Un test sperimentato con efficacia finora solo sui topi da laboratorio, e che però non è ancora ritenuto sicuro per l'applicazione sull'uomo.

ColonCancer

Un cocktail chimico potrebbe essere in grado di distruggere le formazioni tumorali nel colon, che, sebbene benigne, possono trasformarsi in determinate condizioni in tumori maligni.
I polipi intestinali solitamente non sono maligni, ma resta forte il rischio che lo possano diventare. Ecco perchè i pazienti che presentano queste formazioni sono sottoposti ad intervento chirurgico per la loro rimozione e devono in seguito essere sottoposti a rigorosi controlli periodici.
La rivista Nature riporta lo studio di un team di scienziati americani dell’Università del Texas ha recentemente testato un cocktail di farmaci che potrebbe impedirne non solo la crescita ma anche contribuire a farli scomparire.

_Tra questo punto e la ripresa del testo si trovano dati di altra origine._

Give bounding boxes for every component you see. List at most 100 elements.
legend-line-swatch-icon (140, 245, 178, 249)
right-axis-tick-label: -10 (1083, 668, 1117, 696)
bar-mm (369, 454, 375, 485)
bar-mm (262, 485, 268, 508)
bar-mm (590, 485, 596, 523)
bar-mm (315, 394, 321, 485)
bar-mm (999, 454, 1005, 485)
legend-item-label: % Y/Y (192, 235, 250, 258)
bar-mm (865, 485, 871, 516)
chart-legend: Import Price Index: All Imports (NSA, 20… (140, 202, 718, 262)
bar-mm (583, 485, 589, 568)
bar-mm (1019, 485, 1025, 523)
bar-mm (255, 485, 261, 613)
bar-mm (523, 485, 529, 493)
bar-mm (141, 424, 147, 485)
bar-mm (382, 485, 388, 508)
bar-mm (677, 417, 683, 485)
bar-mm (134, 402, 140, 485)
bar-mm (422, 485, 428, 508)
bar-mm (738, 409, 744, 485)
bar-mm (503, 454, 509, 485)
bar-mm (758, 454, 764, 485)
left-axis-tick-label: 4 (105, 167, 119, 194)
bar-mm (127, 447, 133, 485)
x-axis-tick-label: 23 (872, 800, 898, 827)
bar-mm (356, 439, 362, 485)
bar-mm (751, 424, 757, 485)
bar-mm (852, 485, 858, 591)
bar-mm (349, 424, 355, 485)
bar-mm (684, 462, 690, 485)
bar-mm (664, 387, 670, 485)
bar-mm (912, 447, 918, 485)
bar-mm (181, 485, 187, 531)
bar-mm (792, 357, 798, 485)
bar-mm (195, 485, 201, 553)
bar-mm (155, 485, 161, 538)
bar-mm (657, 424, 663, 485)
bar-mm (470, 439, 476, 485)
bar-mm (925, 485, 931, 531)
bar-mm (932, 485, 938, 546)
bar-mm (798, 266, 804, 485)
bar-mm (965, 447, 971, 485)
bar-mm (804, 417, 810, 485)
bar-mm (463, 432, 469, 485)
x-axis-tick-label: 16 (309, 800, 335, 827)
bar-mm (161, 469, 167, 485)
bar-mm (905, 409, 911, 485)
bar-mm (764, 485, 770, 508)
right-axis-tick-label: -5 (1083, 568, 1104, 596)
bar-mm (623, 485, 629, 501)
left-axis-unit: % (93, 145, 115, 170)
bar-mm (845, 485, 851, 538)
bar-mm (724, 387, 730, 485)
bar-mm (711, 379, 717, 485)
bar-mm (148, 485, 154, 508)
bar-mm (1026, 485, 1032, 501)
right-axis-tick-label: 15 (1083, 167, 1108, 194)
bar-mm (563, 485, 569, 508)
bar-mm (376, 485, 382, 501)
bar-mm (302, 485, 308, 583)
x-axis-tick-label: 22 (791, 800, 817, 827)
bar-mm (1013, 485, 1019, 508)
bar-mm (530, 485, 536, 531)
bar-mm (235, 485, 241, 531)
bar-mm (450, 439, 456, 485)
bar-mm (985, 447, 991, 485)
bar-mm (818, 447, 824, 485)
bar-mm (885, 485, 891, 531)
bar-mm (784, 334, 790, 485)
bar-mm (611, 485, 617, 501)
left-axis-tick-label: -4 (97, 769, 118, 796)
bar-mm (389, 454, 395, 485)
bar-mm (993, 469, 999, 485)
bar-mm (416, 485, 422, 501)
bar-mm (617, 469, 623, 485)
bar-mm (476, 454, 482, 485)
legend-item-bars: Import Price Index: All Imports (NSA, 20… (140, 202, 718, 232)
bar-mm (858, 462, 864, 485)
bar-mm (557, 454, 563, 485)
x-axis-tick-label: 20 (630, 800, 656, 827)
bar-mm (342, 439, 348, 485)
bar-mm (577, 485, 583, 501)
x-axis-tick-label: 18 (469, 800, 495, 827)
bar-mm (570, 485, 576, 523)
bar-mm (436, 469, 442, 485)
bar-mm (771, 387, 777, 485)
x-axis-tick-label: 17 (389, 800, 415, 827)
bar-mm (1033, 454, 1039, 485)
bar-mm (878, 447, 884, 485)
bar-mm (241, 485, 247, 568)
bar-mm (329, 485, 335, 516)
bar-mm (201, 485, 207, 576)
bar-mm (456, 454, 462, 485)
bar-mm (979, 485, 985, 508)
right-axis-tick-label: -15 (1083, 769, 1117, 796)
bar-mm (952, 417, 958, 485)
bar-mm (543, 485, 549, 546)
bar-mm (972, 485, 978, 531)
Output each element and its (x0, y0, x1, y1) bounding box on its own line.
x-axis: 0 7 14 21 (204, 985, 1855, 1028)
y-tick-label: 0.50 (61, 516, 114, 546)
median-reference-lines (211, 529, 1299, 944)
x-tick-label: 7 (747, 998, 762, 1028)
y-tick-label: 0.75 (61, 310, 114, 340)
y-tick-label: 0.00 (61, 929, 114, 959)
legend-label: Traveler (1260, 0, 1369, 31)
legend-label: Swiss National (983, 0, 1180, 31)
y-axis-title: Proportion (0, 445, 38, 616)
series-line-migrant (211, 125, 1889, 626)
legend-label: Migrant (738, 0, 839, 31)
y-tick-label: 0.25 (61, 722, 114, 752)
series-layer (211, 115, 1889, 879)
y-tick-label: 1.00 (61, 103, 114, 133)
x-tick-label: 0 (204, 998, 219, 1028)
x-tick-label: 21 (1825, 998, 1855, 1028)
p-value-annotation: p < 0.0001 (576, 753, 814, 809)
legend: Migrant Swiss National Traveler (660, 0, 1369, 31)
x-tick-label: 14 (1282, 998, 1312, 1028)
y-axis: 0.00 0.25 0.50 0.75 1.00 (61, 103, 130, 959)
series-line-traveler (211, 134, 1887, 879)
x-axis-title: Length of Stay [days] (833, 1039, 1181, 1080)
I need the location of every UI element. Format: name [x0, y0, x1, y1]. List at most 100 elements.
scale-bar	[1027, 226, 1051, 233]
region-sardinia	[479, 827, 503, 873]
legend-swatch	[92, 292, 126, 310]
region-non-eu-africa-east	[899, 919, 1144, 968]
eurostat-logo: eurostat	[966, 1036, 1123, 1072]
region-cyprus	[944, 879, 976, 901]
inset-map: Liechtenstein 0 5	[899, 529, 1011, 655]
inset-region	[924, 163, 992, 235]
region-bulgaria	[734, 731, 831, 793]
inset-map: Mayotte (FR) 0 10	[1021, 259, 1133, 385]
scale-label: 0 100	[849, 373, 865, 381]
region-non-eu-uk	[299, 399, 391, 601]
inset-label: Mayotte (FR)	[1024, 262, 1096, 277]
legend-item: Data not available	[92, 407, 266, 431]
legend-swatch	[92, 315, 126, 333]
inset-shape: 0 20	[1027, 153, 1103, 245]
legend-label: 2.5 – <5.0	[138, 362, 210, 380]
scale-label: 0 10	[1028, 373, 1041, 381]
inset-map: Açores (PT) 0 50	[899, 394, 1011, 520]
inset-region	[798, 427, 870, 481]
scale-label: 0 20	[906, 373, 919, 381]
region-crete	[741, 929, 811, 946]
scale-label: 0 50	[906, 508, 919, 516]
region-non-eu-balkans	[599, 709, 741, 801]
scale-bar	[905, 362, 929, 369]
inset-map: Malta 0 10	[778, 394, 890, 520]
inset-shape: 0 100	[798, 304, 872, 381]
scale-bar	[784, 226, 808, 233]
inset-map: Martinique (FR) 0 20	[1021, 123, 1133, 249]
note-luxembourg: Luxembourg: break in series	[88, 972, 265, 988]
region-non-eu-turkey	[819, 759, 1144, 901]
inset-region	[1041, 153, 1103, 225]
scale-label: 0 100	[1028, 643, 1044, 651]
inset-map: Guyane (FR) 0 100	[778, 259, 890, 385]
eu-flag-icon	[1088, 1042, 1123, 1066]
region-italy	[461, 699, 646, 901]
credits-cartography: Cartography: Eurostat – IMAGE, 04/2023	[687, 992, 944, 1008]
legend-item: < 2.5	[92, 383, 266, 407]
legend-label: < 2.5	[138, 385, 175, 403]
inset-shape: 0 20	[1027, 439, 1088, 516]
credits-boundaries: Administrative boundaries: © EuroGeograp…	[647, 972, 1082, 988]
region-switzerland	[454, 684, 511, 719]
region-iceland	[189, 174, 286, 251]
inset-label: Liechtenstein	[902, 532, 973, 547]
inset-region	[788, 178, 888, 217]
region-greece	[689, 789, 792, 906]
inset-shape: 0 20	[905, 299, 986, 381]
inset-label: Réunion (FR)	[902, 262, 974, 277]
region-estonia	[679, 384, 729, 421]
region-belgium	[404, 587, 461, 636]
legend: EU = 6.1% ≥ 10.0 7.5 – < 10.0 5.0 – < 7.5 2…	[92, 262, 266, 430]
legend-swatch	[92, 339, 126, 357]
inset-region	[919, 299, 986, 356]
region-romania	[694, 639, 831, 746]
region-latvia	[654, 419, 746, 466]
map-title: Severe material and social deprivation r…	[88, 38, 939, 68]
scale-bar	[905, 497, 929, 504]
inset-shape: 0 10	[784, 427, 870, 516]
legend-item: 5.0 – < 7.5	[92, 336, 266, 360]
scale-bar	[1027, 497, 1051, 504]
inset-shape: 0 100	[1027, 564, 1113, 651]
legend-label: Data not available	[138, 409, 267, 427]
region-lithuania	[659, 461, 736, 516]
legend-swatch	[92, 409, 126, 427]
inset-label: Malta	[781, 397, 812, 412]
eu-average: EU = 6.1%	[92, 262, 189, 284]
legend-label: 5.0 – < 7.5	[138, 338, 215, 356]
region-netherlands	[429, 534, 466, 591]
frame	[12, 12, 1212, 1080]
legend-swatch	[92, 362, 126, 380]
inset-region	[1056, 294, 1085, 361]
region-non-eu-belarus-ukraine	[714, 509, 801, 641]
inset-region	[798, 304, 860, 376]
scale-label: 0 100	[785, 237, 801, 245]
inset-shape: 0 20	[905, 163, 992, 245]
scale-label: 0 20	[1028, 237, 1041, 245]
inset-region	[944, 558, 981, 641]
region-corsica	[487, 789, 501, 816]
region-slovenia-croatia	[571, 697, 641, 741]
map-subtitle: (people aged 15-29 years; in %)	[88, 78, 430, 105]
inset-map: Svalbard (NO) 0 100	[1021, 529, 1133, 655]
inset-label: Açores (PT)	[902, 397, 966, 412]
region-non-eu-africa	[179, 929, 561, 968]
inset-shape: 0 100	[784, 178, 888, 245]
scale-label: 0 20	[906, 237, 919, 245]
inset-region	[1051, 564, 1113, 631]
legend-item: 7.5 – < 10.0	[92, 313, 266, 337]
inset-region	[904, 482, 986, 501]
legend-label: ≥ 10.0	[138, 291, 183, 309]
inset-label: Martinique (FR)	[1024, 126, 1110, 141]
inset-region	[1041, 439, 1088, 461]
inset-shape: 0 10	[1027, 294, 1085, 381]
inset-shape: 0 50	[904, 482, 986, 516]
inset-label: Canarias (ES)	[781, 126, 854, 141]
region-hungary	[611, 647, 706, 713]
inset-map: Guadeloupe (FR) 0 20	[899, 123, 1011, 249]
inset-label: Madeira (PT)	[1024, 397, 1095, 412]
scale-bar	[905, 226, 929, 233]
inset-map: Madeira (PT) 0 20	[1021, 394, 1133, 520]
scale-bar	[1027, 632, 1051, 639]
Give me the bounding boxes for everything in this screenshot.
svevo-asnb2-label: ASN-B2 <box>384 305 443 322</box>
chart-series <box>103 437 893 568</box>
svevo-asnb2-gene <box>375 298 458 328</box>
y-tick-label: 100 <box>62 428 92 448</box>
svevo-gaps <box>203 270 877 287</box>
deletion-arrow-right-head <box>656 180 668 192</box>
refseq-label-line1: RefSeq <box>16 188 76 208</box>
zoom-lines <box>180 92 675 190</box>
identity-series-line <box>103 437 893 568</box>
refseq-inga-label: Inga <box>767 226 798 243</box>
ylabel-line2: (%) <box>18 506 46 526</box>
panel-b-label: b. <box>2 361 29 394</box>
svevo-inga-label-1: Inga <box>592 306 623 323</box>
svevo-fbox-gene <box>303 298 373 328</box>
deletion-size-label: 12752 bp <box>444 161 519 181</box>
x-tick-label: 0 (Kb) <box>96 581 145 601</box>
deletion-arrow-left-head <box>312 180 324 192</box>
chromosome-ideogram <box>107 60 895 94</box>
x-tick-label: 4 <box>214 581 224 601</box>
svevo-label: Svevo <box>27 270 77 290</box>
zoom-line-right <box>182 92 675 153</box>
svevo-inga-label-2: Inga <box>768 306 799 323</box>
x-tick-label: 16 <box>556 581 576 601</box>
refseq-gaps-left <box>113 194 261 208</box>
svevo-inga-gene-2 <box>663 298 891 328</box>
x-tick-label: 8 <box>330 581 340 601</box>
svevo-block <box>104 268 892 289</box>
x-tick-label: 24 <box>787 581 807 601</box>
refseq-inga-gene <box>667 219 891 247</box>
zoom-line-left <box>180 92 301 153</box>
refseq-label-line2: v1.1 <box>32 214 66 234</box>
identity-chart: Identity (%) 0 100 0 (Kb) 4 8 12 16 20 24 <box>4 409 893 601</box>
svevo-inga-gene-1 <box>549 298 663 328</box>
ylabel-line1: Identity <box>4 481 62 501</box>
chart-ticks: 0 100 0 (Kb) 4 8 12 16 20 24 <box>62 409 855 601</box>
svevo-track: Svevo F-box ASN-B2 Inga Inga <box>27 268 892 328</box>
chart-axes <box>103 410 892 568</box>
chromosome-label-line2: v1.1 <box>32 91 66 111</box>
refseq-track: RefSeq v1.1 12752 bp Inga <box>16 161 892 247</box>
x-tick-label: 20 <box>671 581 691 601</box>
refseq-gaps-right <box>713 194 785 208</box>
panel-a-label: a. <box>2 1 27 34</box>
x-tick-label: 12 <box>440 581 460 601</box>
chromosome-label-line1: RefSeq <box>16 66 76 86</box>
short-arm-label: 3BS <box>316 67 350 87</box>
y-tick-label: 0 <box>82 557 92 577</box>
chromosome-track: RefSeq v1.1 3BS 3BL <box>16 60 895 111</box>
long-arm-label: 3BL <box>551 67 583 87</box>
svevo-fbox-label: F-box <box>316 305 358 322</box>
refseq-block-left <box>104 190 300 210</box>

Un test sperimentato con efficacia finora solo sui topi da laboratorio, e che però non è ancora ritenuto sicuro per l’applicazione sull’uomo.

Sono molti i gruppi di ricerca che in questi anni hanno lavorato per scoprire il modo più efficace di reprimere o prevenire le formazioni tumorali nel colon.

In particolare di una condizione particolare denominata poliposi adenomatosa familiare, condizione che aumenta il rischio di una crescita di polipi ed altri tipi di tumori maligni nel colon.

I ricercatori hanno tentato di andare a colpire direttamente il meccanismo che permette alle cellule dei polipi di sopravvivere.
Nelle cellule normali il processo di “morte cellulare programmata”, o apoptosi, avviene automaticamente, nei polipi invece il processo non funziona adeguatamente.

Nei test di laboratorio, gli esperti hanno scoperto che la combinazione di due sostanze chimiche ha provocato l’apoptosi nel polipo, senza intaccare i tessuti circostanti.

Nei topi geneticamente modificati per sviluppare formazioni tumorali nel colon, il cocktail ha dimostrato di essere in grado di ridurre i polipi di circa 4 volte, contribuendo così ad allungare in maniera notevole le probabilità di vita degli animali.

Secondo i ricercatori le altre cellule nel colon non vengono interessate dal processo, e ciò potrebbe essere un ottimo segnale della possibilità di utilizzare queste sostanze chimiche anche per lunghi periodi di tempo, senza sensibili effetti collaterali.